Qu’elle assiste à un congrès de la CDU ou à un sommet de l’Otan, qu’elle négocie avec Erdogan, Trump ou Poutine, Angela Merkel se tient les mains de la même manière. Les pouces sont tournés vers le haut, les extrémités des doigts se joignent et le tout forme un losange, ou un diamant si l’on veut.
«Qu'est ce qui n'a pas encore été écrit, spéculé, conjecturé au sujet du losange de Merkel ? se demandait le Rheinische Post en juillet. Pyramide de pouvoir symbolique, gymnastique des doigts, forme de méditation ou signes secrets des Illuminati ?»

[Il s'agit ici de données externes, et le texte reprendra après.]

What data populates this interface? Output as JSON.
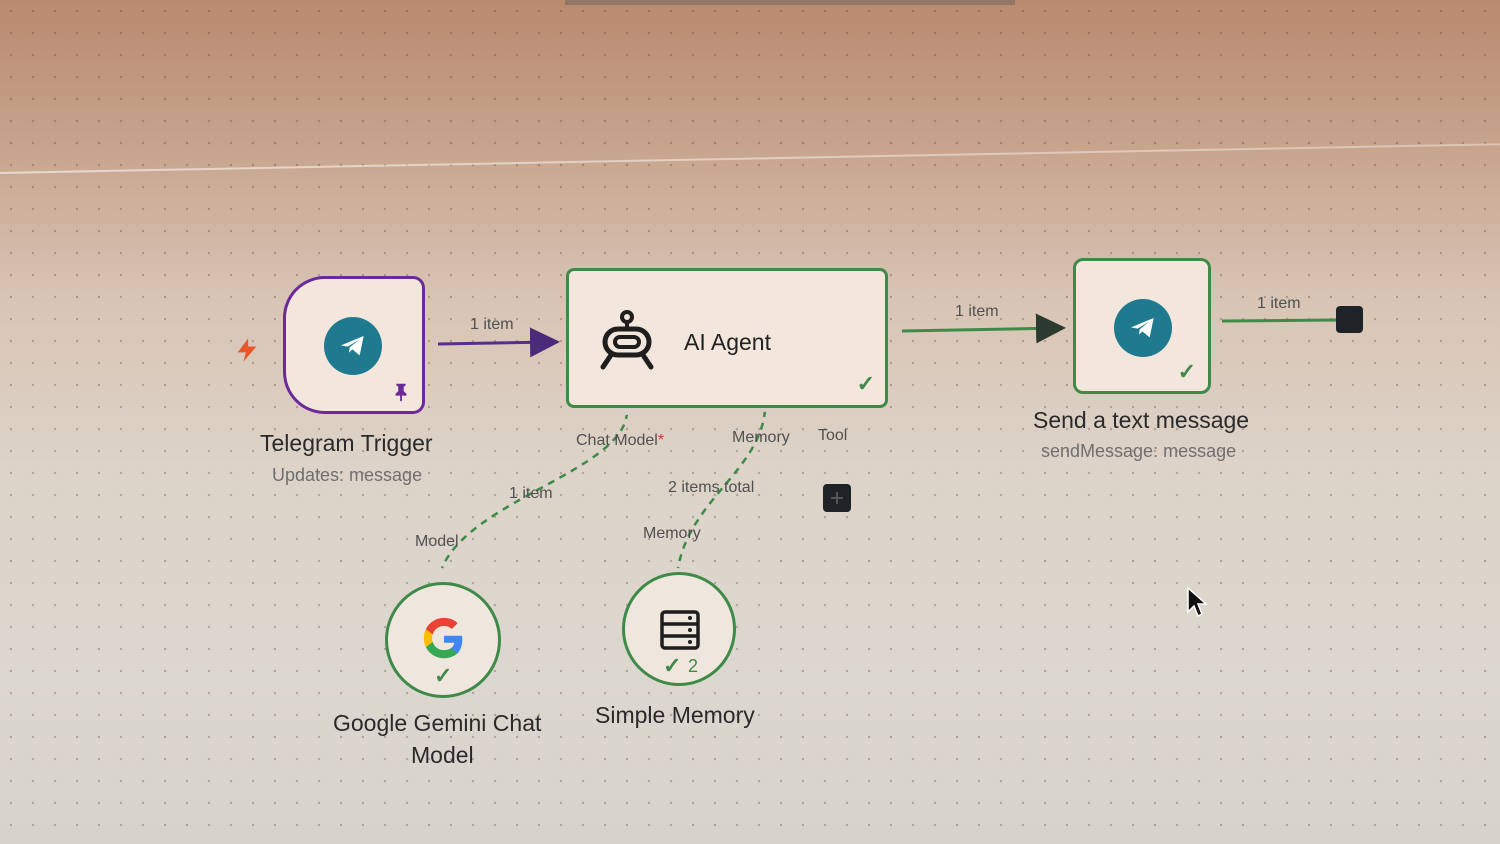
{
  "canvas": {
    "background": "#d8cfc6"
  },
  "nodes": {
    "telegram_trigger": {
      "title": "Telegram Trigger",
      "subtitle": "Updates: message",
      "border_color": "#6a2a9a",
      "icon": "telegram-icon",
      "pin_icon": "pin-icon",
      "trigger_icon": "lightning-icon"
    },
    "ai_agent": {
      "title": "AI Agent",
      "icon": "robot-icon",
      "status_icon": "check-icon",
      "ports": {
        "chat_model": "Chat Model",
        "chat_model_required": "*",
        "memory": "Memory",
        "tool": "Tool"
      }
    },
    "send_message": {
      "title": "Send a text message",
      "subtitle": "sendMessage: message",
      "icon": "telegram-icon",
      "status_icon": "check-icon"
    },
    "gemini": {
      "title_line1": "Google Gemini Chat",
      "title_line2": "Model",
      "port_label": "Model",
      "icon": "google-g-icon",
      "status_icon": "check-icon"
    },
    "memory": {
      "title": "Simple Memory",
      "port_label": "Memory",
      "icon": "database-icon",
      "run_count": "2",
      "status_icon": "check-icon"
    }
  },
  "connections": {
    "trigger_to_agent": "1 item",
    "agent_to_send": "1 item",
    "send_output": "1 item",
    "gemini_to_agent": "1 item",
    "memory_to_agent": "2 items total"
  },
  "colors": {
    "trigger_accent": "#6a2a9a",
    "success_green": "#3f8a48",
    "telegram_blue": "#1f7a8f",
    "lightning_orange": "#e8582a"
  }
}
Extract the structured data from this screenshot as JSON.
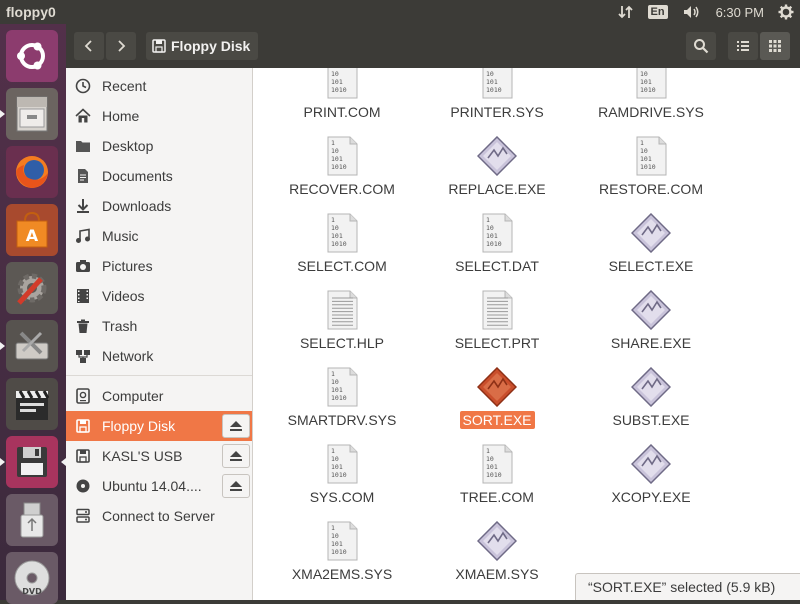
{
  "window": {
    "title": "floppy0"
  },
  "tray": {
    "keyboard": "En",
    "clock": "6:30 PM"
  },
  "launcher": [
    {
      "name": "ubuntu-dash",
      "icon": "ubuntu-logo-icon"
    },
    {
      "name": "files",
      "icon": "file-cabinet-icon"
    },
    {
      "name": "firefox",
      "icon": "firefox-icon"
    },
    {
      "name": "software-center",
      "icon": "shopping-bag-icon"
    },
    {
      "name": "system-settings",
      "icon": "settings-gear-icon"
    },
    {
      "name": "disk-utility",
      "icon": "hard-disk-tools-icon"
    },
    {
      "name": "video-editor",
      "icon": "clapperboard-icon"
    },
    {
      "name": "floppy-drive",
      "icon": "floppy-disk-icon"
    },
    {
      "name": "usb-drive",
      "icon": "usb-stick-icon"
    },
    {
      "name": "optical-drive",
      "icon": "dvd-icon"
    }
  ],
  "header": {
    "path_label": "Floppy Disk"
  },
  "sidebar": {
    "places": [
      {
        "label": "Recent",
        "icon": "clock-icon"
      },
      {
        "label": "Home",
        "icon": "home-icon"
      },
      {
        "label": "Desktop",
        "icon": "folder-icon"
      },
      {
        "label": "Documents",
        "icon": "document-icon"
      },
      {
        "label": "Downloads",
        "icon": "download-icon"
      },
      {
        "label": "Music",
        "icon": "music-icon"
      },
      {
        "label": "Pictures",
        "icon": "camera-icon"
      },
      {
        "label": "Videos",
        "icon": "film-icon"
      },
      {
        "label": "Trash",
        "icon": "trash-icon"
      },
      {
        "label": "Network",
        "icon": "network-icon"
      }
    ],
    "devices": [
      {
        "label": "Computer",
        "icon": "computer-icon",
        "eject": false
      },
      {
        "label": "Floppy Disk",
        "icon": "floppy-icon",
        "eject": true,
        "selected": true
      },
      {
        "label": "KASL'S USB",
        "icon": "drive-icon",
        "eject": true
      },
      {
        "label": "Ubuntu 14.04....",
        "icon": "disc-icon",
        "eject": true
      }
    ],
    "connect": {
      "label": "Connect to Server",
      "icon": "server-icon"
    }
  },
  "files": [
    {
      "name": "PRINT.COM",
      "type": "binary"
    },
    {
      "name": "PRINTER.SYS",
      "type": "binary"
    },
    {
      "name": "RAMDRIVE.SYS",
      "type": "binary"
    },
    {
      "name": "RECOVER.COM",
      "type": "binary"
    },
    {
      "name": "REPLACE.EXE",
      "type": "exe"
    },
    {
      "name": "RESTORE.COM",
      "type": "binary"
    },
    {
      "name": "SELECT.COM",
      "type": "binary"
    },
    {
      "name": "SELECT.DAT",
      "type": "binary"
    },
    {
      "name": "SELECT.EXE",
      "type": "exe"
    },
    {
      "name": "SELECT.HLP",
      "type": "text"
    },
    {
      "name": "SELECT.PRT",
      "type": "text"
    },
    {
      "name": "SHARE.EXE",
      "type": "exe"
    },
    {
      "name": "SMARTDRV.SYS",
      "type": "binary"
    },
    {
      "name": "SORT.EXE",
      "type": "exe",
      "selected": true
    },
    {
      "name": "SUBST.EXE",
      "type": "exe"
    },
    {
      "name": "SYS.COM",
      "type": "binary"
    },
    {
      "name": "TREE.COM",
      "type": "binary"
    },
    {
      "name": "XCOPY.EXE",
      "type": "exe"
    },
    {
      "name": "XMA2EMS.SYS",
      "type": "binary"
    },
    {
      "name": "XMAEM.SYS",
      "type": "exe"
    }
  ],
  "binary_icon_lines": [
    "1",
    "10",
    "101",
    "1010"
  ],
  "status": {
    "text": "“SORT.EXE” selected  (5.9 kB)"
  },
  "colors": {
    "accent": "#f07746",
    "panel": "#3c3b37",
    "sidebar": "#f5f4f3"
  }
}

Ce geste est Angela Merkel. Par exemple, si vous souhaitez vous déguiser en chancelière allemande lors d'une soirée costumée (chacun ses vices), il suffit de vous procurer une veste de couleur ; une perruque coupée au carré ; enfin, il faut faire le losange avec les mains. C'est tout. C'est parce qu'il est redoutablement simple que ce geste est devenu culte, et parce qu'il est incroyablement polysémique qu'il a fait entrer l'austère Merkel dans la pop culture. Car quelle autre personnalité politique mondiale peut se targuer d'avoir sa propre émoticone ?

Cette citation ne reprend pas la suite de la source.